I want your love to be like one of those hardy perennials,
so be careful about which plant you get for me
The golden barrel cactus may be the best,
I want a cactus, not flowers
Were you to get me one I would
Protect it as fiercely as if it were
My firstborn son, Cedric IV
But I know that it would need me even less than you would
I remember buying a cactus once
From a Home Depot somewhere in a dreary Canadian suburb
And I could not believe my eyes when
A tiny lizard emerged from the soil of that pot
Where was she taken from?
She ran off outside somewhere,
The only one of her kind in this land,
Perhaps she was crushed to death,
perhaps she shriveled up
In the cold with a broken heart,
I could hardly comprehend
The awfulness of her fate
xi.
I gather flowers for him
though he does not seem to appreciate their beauty
or know of their meaning
The poinsettia, the Adonis flower,
The Pendant Amaranth, which he does not know
Was once called “my-love-lieth-a-bleeding”

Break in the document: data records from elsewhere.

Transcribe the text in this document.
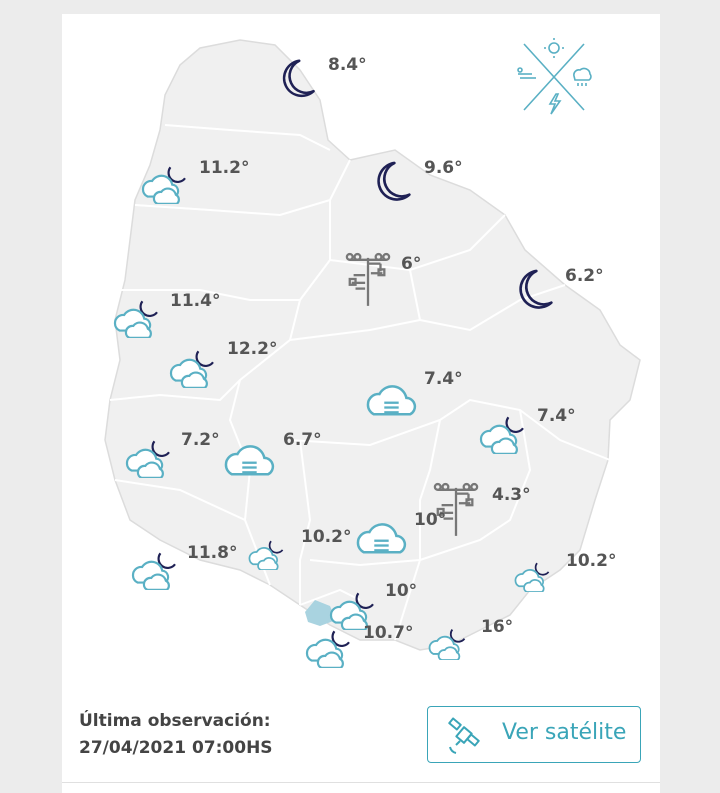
8.4°
11.2°	9.6°
11.4°
6°
6.2°
12.2°
7.4°
7.2°	6.7°
7.4°
10°
4.3°
11.8°
10.2°
10.2°
10°
10.7°	16°
Última observación:
27/04/2021 07:00HS
Ver satélite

for it looks like the blood bursting out of
a sacrificial heart
like what gushes out of
a cacao pod when it’s crushed
But how can I not bring him these things
While I’m here on earth?
As long as I live
I’ll replace the flowers every time they wilt,
I’d toil in a garden for my love if only
I could be rewarded by glimpses of him
xii.
Ever since I’ve lived here, I’ve always had to hear Canadians bemoan and bewail
The lack of a proper springtime in our country, the fact that there is no season of love
No rebirth and renewal, only the grey slush from the melting snowbanks
a return to the general dreariness of suburban life, nothing to celebrate
surviving the harsh winter that tested the faith of black-robed missionaries
Weakened by starvation and scurvy as they feared dying unloved in this hostile land
Yes, Pan the satyr would never see reason to dance here as he did in Arcadia,
Your heart’s like the barren trees here so you’d fit right in while mine’s like
the desert sunrises that you don’t realize you’ve been so lucky to have been bedazzled by
The ones that are the same colours as the petals of blanket flowers, I’m sure you remember
Seeing them many times, so how is it that I, winter-hardened as I am, can be more like
The refreshing cactus fruit, the flute song over windswept sand, than you are?
xiii.
Sometimes when your strong arms encircle me,
I still feel lonely,
Like that time when my friends turned away
From me, a being of flesh and blood and soul,
To admire an artist’s portrait of a woman
Cold and flat and drawn on a wall
Your hands are on me but your mind is elsewhere
And if you’ve never felt a desire to protect me, it’s because
You were always meant to invade my heart
What an ill-equipped fortress it was!